More on the ruby area next week, I gotta finish working on a soy bean presentation to the ministry of agriculture.
Constable Fox
It has been an interesting week here in Africa. Lilongwe suffers from several chronic poverty deficiencies: inconsistent electricity, poor potable water and a three year fuel crisis. This week combined the three in a perfect storm: For three days, there was no running water in the city, of those days 27 hours (at least) the city lost electricity and the fuel crisis is at an all-time high as there are cues up to the gas station nearly a mile long. I navigated these inconveniences in a couple ways: no showers, obviously, so I cleansed myself at my sports club's pool. I wasn't the only person with this idea, after the first day, a kid pooped in the pool and that option was shut down. I luckily stored up enough drinking water in the back of my car to weather the storm, thus I avoided, but witnessed the mosh-pit scene at grocery stores as people fought over even the smallest bottle of water.

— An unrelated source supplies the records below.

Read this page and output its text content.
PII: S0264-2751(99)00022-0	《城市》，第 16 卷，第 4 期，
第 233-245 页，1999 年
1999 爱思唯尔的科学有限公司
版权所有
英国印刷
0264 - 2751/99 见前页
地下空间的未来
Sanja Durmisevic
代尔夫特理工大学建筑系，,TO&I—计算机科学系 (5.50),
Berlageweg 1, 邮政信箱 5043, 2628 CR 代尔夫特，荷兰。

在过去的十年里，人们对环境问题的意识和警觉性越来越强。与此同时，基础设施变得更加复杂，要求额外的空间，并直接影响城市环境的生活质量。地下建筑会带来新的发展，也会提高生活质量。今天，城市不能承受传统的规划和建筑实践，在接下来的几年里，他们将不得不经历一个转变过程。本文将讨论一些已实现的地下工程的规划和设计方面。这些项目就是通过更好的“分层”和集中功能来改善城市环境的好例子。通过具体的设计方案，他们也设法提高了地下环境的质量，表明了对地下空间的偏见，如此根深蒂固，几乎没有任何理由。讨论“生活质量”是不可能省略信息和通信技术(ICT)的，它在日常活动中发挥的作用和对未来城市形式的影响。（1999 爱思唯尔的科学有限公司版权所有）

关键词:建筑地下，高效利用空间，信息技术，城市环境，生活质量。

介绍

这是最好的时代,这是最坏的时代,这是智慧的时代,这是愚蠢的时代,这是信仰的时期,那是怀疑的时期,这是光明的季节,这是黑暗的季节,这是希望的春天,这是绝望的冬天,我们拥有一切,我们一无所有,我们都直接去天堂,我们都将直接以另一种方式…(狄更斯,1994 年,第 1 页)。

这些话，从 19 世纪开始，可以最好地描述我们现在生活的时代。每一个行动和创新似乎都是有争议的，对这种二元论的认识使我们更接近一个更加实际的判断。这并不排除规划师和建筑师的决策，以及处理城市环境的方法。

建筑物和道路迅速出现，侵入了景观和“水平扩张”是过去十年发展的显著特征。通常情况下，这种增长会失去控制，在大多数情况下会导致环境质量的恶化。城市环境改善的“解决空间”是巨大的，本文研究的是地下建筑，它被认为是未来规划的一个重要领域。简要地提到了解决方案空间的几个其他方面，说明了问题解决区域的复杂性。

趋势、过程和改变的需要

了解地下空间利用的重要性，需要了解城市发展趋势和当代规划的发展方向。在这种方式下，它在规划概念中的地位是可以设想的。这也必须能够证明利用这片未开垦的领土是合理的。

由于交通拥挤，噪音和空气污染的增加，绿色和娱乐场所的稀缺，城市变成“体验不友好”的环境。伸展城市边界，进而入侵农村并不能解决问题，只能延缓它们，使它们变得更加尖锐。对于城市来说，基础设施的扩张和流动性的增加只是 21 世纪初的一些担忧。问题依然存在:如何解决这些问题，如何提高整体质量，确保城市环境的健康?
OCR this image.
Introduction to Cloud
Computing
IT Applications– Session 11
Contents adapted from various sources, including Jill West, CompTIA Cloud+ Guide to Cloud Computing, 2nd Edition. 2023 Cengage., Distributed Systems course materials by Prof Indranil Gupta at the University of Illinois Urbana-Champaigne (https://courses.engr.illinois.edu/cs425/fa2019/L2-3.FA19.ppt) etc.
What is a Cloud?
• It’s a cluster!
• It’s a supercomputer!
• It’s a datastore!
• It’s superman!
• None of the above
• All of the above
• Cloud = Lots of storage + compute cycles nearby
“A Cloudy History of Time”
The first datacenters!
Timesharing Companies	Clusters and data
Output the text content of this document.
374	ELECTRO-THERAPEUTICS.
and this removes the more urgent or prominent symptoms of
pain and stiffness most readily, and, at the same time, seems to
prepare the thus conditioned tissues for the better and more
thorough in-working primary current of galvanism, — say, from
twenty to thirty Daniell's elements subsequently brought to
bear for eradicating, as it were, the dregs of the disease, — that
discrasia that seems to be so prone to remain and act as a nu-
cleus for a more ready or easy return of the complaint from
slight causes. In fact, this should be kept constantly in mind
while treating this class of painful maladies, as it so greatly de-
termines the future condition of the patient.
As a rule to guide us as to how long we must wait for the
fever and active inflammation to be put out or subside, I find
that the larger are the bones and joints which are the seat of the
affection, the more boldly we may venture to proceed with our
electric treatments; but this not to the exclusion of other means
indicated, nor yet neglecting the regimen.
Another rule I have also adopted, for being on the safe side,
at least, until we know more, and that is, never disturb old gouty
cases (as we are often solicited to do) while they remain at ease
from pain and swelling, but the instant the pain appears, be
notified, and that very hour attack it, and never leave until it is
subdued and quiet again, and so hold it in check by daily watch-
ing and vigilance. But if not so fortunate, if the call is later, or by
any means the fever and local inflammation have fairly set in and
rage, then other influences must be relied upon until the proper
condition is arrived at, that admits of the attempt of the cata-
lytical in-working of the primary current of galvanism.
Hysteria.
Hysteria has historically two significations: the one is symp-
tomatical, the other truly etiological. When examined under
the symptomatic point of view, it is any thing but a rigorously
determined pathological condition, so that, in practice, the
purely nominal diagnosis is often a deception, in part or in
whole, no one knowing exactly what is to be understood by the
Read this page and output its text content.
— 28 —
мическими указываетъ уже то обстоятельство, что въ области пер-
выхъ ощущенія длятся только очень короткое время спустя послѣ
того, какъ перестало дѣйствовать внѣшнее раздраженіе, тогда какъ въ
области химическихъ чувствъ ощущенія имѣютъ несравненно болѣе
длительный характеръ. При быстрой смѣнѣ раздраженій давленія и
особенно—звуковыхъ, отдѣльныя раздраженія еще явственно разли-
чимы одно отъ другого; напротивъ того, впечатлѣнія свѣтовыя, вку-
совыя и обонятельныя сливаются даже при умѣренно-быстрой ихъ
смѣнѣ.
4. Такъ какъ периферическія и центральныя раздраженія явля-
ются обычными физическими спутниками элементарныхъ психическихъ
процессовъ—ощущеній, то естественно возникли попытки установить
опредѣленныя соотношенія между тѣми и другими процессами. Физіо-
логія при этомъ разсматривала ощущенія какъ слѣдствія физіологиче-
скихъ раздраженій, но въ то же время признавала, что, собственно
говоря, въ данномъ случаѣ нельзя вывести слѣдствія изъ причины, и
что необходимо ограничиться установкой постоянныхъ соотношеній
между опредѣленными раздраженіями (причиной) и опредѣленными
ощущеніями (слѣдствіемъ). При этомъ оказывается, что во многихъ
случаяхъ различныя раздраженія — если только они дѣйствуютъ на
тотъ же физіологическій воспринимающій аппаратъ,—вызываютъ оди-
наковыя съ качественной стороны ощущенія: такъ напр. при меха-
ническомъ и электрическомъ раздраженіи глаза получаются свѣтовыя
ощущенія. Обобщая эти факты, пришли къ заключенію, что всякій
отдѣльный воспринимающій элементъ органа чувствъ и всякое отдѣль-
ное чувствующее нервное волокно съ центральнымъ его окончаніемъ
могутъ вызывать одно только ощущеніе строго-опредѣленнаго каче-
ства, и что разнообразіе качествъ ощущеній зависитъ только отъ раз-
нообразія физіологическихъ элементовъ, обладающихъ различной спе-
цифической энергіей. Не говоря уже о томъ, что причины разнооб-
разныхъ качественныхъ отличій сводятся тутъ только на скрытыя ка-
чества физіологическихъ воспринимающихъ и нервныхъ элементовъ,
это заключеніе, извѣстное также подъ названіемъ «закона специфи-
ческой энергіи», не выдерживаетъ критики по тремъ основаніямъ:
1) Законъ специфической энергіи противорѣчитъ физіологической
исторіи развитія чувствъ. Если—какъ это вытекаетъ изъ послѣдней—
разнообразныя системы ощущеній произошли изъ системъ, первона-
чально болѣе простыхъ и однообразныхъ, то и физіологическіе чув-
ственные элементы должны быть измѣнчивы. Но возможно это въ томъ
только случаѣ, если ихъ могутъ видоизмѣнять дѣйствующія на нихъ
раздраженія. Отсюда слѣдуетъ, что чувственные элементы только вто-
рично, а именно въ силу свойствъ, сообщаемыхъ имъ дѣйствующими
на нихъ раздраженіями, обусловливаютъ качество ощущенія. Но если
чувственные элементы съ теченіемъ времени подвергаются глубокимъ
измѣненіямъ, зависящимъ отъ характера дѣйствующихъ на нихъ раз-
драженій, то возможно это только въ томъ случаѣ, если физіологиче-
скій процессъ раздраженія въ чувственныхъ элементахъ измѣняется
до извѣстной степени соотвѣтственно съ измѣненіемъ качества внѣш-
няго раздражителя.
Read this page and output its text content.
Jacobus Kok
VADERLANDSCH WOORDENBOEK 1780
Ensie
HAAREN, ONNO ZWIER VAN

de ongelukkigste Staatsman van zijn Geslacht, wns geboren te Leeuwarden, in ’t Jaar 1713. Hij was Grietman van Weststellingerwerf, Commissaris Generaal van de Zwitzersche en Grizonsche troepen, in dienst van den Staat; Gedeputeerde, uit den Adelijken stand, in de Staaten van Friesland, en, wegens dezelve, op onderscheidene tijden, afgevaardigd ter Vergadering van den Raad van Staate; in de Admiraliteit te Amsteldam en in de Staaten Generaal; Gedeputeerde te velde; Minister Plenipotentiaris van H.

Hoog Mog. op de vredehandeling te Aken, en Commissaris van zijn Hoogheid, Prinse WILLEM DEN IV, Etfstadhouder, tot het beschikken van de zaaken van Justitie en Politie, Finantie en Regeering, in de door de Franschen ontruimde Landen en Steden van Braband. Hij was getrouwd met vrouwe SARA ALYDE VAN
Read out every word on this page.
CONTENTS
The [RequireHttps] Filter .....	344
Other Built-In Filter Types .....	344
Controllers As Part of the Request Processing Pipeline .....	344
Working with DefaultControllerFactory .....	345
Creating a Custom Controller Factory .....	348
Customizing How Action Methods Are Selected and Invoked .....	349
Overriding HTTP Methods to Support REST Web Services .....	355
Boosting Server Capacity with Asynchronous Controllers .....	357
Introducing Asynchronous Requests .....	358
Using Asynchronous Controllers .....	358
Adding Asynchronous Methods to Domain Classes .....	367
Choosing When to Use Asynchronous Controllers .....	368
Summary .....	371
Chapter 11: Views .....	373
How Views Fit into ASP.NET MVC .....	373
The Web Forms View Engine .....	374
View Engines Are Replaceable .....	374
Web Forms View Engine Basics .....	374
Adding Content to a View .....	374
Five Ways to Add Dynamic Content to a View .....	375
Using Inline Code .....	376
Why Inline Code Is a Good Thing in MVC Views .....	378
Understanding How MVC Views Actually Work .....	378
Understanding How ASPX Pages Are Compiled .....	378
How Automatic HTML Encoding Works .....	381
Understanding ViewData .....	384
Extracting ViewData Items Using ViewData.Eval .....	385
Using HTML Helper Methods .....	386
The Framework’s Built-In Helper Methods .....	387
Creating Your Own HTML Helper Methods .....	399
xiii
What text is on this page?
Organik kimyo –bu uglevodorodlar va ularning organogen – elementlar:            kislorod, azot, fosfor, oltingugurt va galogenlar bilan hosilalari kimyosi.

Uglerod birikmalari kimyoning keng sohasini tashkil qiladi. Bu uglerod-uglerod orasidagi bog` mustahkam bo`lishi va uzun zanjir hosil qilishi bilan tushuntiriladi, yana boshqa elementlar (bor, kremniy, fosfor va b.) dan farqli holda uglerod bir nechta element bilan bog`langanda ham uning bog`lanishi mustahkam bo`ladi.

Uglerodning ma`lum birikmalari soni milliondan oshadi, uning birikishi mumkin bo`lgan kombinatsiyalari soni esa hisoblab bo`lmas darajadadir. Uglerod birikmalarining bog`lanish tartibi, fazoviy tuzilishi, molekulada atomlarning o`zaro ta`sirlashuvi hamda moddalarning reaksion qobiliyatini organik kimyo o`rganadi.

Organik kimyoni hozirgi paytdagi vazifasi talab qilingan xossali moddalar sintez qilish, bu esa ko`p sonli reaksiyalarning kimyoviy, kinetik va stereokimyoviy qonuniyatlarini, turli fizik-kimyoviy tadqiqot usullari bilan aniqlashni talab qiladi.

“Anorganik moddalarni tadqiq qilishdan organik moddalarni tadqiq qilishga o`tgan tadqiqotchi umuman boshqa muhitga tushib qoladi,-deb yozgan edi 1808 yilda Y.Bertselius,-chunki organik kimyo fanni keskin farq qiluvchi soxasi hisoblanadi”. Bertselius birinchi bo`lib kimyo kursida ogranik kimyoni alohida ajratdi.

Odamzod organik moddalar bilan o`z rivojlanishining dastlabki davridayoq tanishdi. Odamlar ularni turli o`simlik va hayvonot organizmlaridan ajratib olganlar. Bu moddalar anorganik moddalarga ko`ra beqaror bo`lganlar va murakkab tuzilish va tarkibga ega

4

The electricity outages were not at their worst, this week and I am well used to them, however, I was in the middle of a meeting with a group of guys putting together a report on soy bean exports (I am working with them as a "consultant") when the power surged and then went out and they lost their entire 72 page report. I could every disapproving high school teacher's voice in my head "this is why you back up your work, Steven..."
And the fuel crisis. Drastically short on fuel and dying to go check out an area where they are producing some rubies, I was jonesing for gas. This turned into a two-day process as I filled up the first 20 liters of my tank with black-market fuel that a friend and I had to go well-outside the city to procure from a very-dicey siphoning of someone's tank. At one point, the guy selling it to us, tried to light a cigarette, lunatic. The rest of my tank was filled by waking up before dawn yesterday after getting a tip on where some gasoline would be arriving that afternoon and leaving my car twenty back in the cue. For visualization, imagine a new ride comes to Disney World, all kids in the surrounding 100 miles are given 20-year-old used Asian export cars and there is limited entry to the ride. The line is a catastrophe of cheap cutting moves, arguments and hundreds of anxious cars. I returned that afternoon at 2, and still waited an hour and a half as people surrounded the cue like vultures. Eventually I got my gas, although I had to bribe the gas attendant to fill it up all the way. I think this is the only place in the world where gas attendant is a lucrative position, except maybe Jersey.
I spent Friday night in Lilongwe partying and Saturday visiting the ruby producers 100 km south of the city. The Lilongwe partying was eye-opening as we went to a true nightclub that was a old tobacco warehouse three stories and fitted out like a laser-tag facility. There were all these cool, structures, padded walls, lasers and loud music and A LOT OF DUDES. We left it for the ex-pat haven "Diplomat's Pub" which is where all the white people hide. You can run, but I find you.